I wind the toroids with a doubled over piece of magnet wire (bifilar winding) then connect the start to the finish on one coil - this way I may still miscount the turns but the center tap will always be in the center. With ~15 turns of wire and no load on the circuit - the output can be as much as high as 90-100 - and it will fry a 2N4401 most of the time - so keep the led in the circuit; your TIP31 is only good for 40 volts.

no need to remove the wire you already have on, just wind over it

Not at all, they can work quite well _if_ you keep any DC components out of the flux.

Yep. Best would be to drive this core push-pull and capacitively coupled.

Michael, for heavier loads that can be done using a motor driver chip as they can be found in printers, disk drives and such. Make sure the rectification doesn't introduce DC flux and that there is a wee choke right between rectifier and first capacitor to even out the load on the driver.

It does not seem worthwhile to spend time and energy to do experiments on unknown circuit components, especially without the necessary equipment, like a scope or an LCR meter. Either of these can be obtained very inexpensively, especially if you are willing to get an older model and perhaps do a little repair work (which can be educational as well).

You can purchase toroidal cores with full specifications from DigiKey for a few dollars, and then you can wind transformers that will perform predictably. You can also probably get samples on-line.

For the test equipment and the cores, eBay can be your friend, and also check out any local Hamfests that have electronic flea markets.

I would also suggest drawing up your circuit in LTspice, although transformer modeling can be tricky. You could start with a sample circuit for a flyback converter (5v 12v 20mA 1316.asc). It has a transformer model that will work for what you are trying to do. It has a 40 uH primary and a

Paul

Measuring where core saturation occurs is actually possible without a scope. Wind on three windings, 10 turns each or so. Run one to the soundcard output, one to the input. Start some level meter SW, FFT, or similar. Send an increasing amount of DC current through the third winding and see when the audio signal begins to drop off.

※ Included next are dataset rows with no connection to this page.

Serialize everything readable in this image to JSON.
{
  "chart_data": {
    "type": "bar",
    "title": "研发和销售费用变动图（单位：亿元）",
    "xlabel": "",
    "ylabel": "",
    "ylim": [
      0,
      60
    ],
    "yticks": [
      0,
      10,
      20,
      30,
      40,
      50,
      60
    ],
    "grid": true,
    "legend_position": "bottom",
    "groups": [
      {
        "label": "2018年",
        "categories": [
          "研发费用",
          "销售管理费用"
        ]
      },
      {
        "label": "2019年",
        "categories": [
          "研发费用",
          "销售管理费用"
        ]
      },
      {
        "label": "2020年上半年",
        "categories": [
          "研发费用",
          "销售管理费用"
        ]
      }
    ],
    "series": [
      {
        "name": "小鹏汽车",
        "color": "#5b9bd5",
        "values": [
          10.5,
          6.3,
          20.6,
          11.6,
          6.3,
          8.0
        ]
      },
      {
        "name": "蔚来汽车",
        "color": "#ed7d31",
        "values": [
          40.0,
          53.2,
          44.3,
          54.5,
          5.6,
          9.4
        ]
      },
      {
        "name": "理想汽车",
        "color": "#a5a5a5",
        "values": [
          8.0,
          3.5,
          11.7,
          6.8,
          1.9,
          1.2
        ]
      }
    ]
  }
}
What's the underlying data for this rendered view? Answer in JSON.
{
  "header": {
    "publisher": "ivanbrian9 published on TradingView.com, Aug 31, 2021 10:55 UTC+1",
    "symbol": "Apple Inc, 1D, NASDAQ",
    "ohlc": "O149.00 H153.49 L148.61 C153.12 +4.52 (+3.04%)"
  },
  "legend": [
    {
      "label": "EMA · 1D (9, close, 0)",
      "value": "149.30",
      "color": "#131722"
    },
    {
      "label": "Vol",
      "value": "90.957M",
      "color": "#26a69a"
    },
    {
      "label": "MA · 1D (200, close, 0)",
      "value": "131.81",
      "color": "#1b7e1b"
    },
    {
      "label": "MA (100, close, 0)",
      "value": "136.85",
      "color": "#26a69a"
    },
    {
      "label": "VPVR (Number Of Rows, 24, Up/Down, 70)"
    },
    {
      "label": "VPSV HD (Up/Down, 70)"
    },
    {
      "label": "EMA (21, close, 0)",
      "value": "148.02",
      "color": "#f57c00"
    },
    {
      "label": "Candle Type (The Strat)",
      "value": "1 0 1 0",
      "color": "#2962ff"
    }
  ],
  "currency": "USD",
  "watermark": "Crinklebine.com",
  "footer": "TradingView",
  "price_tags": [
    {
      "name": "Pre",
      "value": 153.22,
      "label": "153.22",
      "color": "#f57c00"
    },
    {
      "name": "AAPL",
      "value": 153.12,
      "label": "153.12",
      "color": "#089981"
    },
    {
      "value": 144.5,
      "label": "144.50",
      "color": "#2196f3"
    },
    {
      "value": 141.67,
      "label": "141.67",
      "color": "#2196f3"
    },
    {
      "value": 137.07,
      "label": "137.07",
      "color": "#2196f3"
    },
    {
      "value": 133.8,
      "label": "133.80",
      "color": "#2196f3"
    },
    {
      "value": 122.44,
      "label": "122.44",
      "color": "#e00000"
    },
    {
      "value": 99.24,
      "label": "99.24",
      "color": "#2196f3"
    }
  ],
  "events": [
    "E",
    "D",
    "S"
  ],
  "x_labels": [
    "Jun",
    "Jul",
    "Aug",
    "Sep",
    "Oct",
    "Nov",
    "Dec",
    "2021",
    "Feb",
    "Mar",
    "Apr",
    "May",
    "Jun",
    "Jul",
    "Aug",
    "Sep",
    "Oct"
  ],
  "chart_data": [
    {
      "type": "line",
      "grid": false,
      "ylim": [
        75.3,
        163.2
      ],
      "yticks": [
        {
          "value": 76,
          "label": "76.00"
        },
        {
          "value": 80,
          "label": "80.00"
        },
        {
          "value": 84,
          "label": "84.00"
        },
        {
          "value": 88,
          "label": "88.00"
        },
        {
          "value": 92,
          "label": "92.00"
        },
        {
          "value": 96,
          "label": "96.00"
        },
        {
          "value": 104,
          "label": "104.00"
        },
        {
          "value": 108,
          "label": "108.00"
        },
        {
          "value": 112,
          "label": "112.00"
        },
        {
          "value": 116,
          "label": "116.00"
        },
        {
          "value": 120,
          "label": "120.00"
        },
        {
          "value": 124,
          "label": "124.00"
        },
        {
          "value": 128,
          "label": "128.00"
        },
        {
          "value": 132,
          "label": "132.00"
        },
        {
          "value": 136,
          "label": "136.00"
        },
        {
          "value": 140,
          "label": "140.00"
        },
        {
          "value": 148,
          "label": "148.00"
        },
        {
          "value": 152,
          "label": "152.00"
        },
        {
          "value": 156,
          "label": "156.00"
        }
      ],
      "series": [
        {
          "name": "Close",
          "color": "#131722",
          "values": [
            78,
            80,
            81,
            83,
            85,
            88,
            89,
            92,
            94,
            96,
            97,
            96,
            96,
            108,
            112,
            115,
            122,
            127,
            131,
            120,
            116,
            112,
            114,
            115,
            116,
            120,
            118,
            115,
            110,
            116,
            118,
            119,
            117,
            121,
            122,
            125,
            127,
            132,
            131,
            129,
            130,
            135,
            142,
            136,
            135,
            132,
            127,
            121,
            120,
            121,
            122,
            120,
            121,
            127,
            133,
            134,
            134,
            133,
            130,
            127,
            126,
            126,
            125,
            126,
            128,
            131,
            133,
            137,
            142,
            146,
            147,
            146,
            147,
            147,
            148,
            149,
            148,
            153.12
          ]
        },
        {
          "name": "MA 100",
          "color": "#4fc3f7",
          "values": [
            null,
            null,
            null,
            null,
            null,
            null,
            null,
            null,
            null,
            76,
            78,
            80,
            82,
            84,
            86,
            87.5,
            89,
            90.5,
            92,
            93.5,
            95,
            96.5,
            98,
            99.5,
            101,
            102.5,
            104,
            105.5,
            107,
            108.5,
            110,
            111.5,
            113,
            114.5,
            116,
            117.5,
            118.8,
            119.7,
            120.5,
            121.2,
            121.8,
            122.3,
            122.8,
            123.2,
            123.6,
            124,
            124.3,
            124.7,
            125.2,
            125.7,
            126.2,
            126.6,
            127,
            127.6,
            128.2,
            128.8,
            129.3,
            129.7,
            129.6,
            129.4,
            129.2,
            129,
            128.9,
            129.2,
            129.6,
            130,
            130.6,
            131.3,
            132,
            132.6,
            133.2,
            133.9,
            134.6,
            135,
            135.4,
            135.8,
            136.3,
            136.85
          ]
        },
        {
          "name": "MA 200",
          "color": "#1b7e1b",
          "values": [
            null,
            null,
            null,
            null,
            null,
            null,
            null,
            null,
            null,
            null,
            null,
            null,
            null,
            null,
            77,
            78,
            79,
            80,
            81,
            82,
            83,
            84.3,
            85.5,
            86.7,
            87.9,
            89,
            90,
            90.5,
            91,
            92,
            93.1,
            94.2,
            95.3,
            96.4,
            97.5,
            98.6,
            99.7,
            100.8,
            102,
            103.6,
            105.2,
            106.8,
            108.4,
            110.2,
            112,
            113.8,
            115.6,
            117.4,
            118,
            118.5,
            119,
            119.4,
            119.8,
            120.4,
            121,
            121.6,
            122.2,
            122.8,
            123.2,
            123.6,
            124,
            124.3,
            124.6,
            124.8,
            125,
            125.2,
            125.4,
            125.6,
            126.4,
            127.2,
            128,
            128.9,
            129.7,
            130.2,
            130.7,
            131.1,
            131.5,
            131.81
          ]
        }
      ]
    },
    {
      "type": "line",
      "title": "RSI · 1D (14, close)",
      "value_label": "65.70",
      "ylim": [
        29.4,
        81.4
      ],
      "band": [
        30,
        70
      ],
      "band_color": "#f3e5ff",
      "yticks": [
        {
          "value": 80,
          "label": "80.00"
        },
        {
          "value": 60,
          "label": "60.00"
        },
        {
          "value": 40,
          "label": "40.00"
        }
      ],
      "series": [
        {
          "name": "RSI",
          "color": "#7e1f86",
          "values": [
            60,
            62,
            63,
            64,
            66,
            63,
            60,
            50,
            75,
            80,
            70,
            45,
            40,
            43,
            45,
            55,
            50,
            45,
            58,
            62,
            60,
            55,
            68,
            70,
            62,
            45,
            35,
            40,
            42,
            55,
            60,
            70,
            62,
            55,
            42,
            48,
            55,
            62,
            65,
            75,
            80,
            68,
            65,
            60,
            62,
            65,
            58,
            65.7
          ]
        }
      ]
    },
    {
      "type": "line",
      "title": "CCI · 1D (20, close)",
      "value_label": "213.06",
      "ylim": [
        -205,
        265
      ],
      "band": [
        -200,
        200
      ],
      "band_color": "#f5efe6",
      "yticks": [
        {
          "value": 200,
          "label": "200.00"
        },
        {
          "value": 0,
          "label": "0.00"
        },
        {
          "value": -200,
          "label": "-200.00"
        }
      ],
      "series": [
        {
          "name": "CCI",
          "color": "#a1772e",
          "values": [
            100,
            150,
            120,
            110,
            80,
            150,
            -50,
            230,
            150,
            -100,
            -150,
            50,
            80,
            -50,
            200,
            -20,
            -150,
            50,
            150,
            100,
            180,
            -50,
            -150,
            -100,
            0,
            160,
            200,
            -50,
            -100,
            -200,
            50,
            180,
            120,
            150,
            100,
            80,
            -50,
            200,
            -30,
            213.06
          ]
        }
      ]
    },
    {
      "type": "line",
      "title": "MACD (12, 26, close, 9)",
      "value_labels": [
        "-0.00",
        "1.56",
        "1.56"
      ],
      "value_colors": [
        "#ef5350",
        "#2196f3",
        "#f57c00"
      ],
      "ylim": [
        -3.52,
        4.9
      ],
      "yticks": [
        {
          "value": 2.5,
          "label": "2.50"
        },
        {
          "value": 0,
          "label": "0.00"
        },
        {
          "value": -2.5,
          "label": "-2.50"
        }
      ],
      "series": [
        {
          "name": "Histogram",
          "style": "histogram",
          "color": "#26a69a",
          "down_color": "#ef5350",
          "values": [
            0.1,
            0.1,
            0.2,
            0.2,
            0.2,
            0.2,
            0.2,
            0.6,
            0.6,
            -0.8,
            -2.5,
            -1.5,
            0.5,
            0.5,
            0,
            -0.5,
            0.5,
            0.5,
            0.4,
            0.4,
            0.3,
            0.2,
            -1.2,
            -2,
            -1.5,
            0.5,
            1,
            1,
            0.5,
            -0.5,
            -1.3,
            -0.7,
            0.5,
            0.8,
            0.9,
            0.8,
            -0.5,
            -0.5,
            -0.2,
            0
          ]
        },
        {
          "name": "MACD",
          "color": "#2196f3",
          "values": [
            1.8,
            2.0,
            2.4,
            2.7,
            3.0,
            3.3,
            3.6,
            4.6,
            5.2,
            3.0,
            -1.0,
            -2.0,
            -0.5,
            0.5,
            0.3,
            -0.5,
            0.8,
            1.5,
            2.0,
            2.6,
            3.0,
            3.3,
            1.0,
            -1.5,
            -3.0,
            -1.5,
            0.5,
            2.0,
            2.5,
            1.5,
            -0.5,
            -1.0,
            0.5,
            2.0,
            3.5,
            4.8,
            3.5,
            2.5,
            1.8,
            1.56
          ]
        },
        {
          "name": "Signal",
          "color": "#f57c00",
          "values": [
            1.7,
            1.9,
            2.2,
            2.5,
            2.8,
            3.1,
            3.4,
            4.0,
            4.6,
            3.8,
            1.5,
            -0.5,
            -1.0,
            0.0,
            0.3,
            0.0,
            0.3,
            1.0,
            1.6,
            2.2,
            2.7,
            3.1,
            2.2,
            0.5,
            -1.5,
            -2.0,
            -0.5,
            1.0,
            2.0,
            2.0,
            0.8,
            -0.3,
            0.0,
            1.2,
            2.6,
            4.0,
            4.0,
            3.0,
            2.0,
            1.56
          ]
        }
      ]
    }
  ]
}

I'd have to look it up; I'd probably put "flyback tutorial" or something in google search.

Good Luck! Rich

On Aug 27, 6:15 pm, Joerg wrote: .....

Thanks to all for the replies.

Turns out my astable multivibrator wasn't multivibrating at all - using a 555, I got it to work, kinda. My DMM measured 5VAC across the secondary. Strange, since this is about what I fed it with on the input (6VDC, switched, minus the drop from the TIP31A) - but it could be the high frequency confused my DMM. I was out of alligator clips, else I would have added the ultrafast diode and cap on the output - I measured it raw...

More study needed, when I have more spare time... it's the kids' bedtime now...

Michael

Just don't expect much out of a TIP31. The 555 doesn't have enough muscle to drive it properly. So wear goggles, seriously, because with stuff like this parts can go, in chemistry speak, "exotherm".